Une capture d’écran d’une vidéo publiée sur la page Facebook de l’ANL montre une colonne de véhicules armés se diriger vers Tripoli.
Photo: LNA War Information Division Agence France-Presse Une capture d’écran d’une vidéo publiée sur la page Facebook de l’ANL montre une colonne de véhicules armés se diriger vers Tripoli.

L’homme fort de l’Est libyen, le maréchal Khalifa Haftar, a ordonné jeudi à ses forces « d’avancer » en direction de la capitale, Tripoli, siège du gouvernement d’union nationale (GNA), suscitant de fortes craintes d’un embrasement militaire dans ce pays divisé.

Deux autorités se disputent depuis des années le pouvoir dans ce pays en proie au chaos : à l’ouest, le GNA, dirigé par Fayez al-Sarraj, établi fin 2015 par un accord parrainé par l’ONU et basé à Tripoli. À l’est, une autorité rivale contrôlée par l’Armée nationale libyenne (ANL), autoproclamée par le maréchal Khalifa Haftar.

« L’heure a sonné », a déclaré le maréchal, ordonnant aux troupes qui lui sont loyales « d’avancer » vers Tripoli dans un message sonore diffusé jeudi sur la page Facebook du « bureau des médias » de l’ANL, promettant d’épargner les civils, les « institutions de l’État » et les ressortissants étrangers. Les forces de l’ANL sont « aux portes de la capitale », a affirmé en soirée le général Ahmad al-Mesmari, porte-parole de l’ANL.

Du côté du GNA, le premier ministre Fayez al-Sarraj a donné mercredi soir l’ordre aux forces qui le soutiennent de se tenir prêtes pour « faire face à toute menace ». De puissants groupes armés de la ville de Misrata (ouest), loyaux au GNA, se sont dits jeudi « prêts […] à stopper l’avancée maudite » des pro-Haftar, demandant à M. Sarraj de donner ses « ordres sans délai ».

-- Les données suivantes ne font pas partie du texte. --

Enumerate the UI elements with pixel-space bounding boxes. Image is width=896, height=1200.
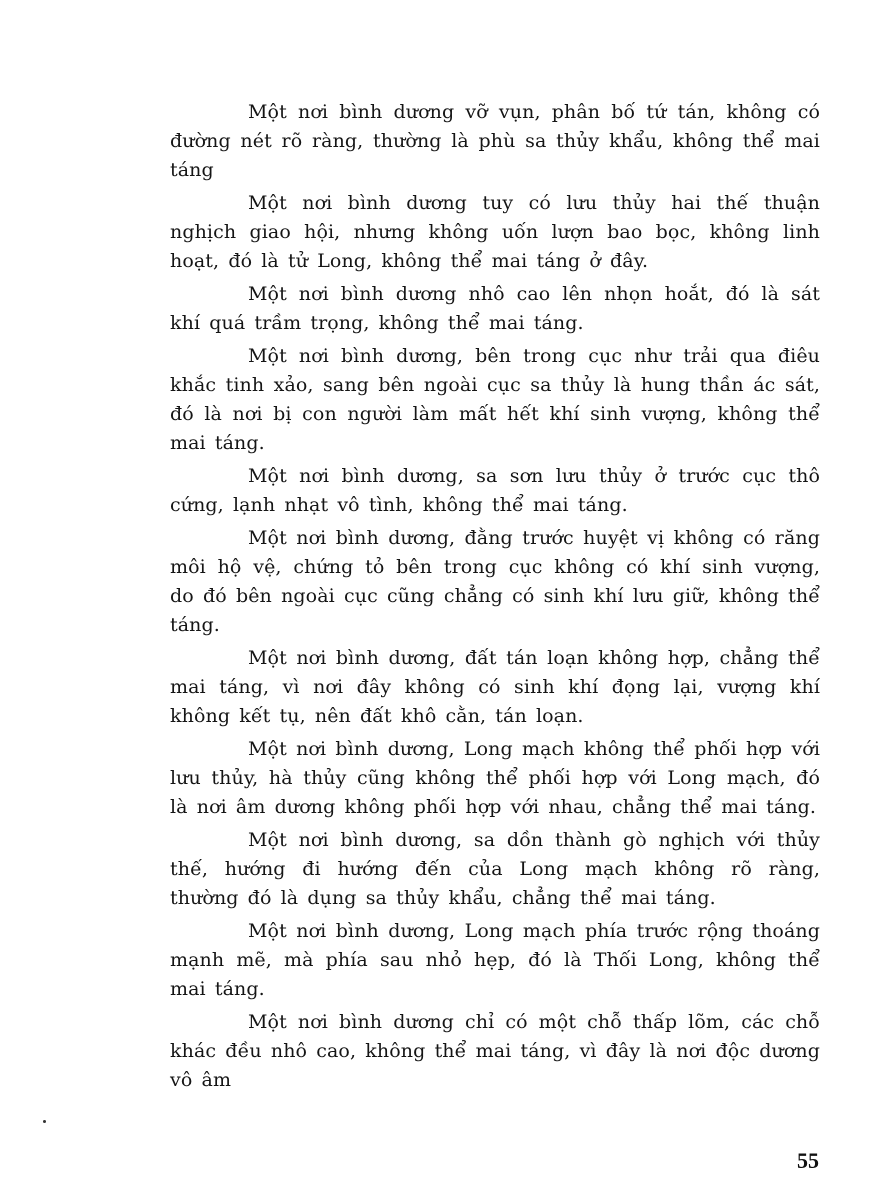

Dans un communiqué commun, Washington, Paris, Londres, Rome et Abou Dhabi ont appelé jeudi « toutes les parties » libyennes à faire baisser « immédiatement les tensions » dans le pays. La diplomatie russe a de son côté indiqué travailler au règlement de la crise libyenne « par des efforts politico-diplomatiques ».

Mercredi, M. Mesmari avait annoncé la préparation d’une offensive pour « purger l’Ouest » libyen « des terroristes et des mercenaires », sans détailler davantage ces cibles. Jeudi à l’aube, une colonne de véhicules armés de l’ANL est arrivée au sud de Gharyan, où l’armée du maréchal Khalifa Haftar a déjà obtenu le ralliement d’un important groupe armé local, selon des images diffusées par des médias pro-Haftar.

Le commandant des opérations militaires de l’ANL dans la région ouest, le général Abdessalem al-Hassi, a assuré jeudi à l’AFP que ses forces étaient entrées sans combattre dans Gharyan, ville située à 100 km au sud de Tripoli. Cette information a toutefois été démentie en matinée par au moins 4 sources locales contactées par l’AFP.

Outre l’Est libyen, le maréchal Haftar contrôle déjà des pans du sud du pays, vaste région désertique et marginalisée aux confins de l’Algérie, du Niger, du Tchad et du Soudan. En janvier, il y avait lancé une offensive pour « purger » cette zone « des groupes terroristes et criminels » et de groupes rebelles tchadiens. Sebha, chef-lieu du sud, ainsi qu’un des plus importants champs pétroliers du pays, à Al-Charara, sont passés sous son contrôle.

Cette montée des tensions a coïncidé jeudi avec le 2e jour de la visite dans le pays du secrétaire général de l’ONU, Antonio Guterres. M. Guterres a adressé un « appel ferme » pour « l’arrêt de tous les mouvements militaires […] à la retenue, au calme et à la désescalade, à la fois militaire et politique », a-t-il dit au cours d’une conférence de presse à Tripoli. M. Guterres, qui a rencontré M. Sarraj jeudi à Tripoli, devrait rencontrer vendredi le maréchal Haftar dans l’est.

L’opération annoncée par l’ANL intervient à quelques jours de la tenue d’une Conférence nationale sous l’égide de l’ONU, prévue mi-avril à Ghadamès (sud-ouest) et destinée à dresser une « feuille de route », avec notamment la tenue d’élections afin de tenter de sortir le pays de l’impasse. Aucun des efforts diplomatiques de l’année écoulée n’a permis de percée.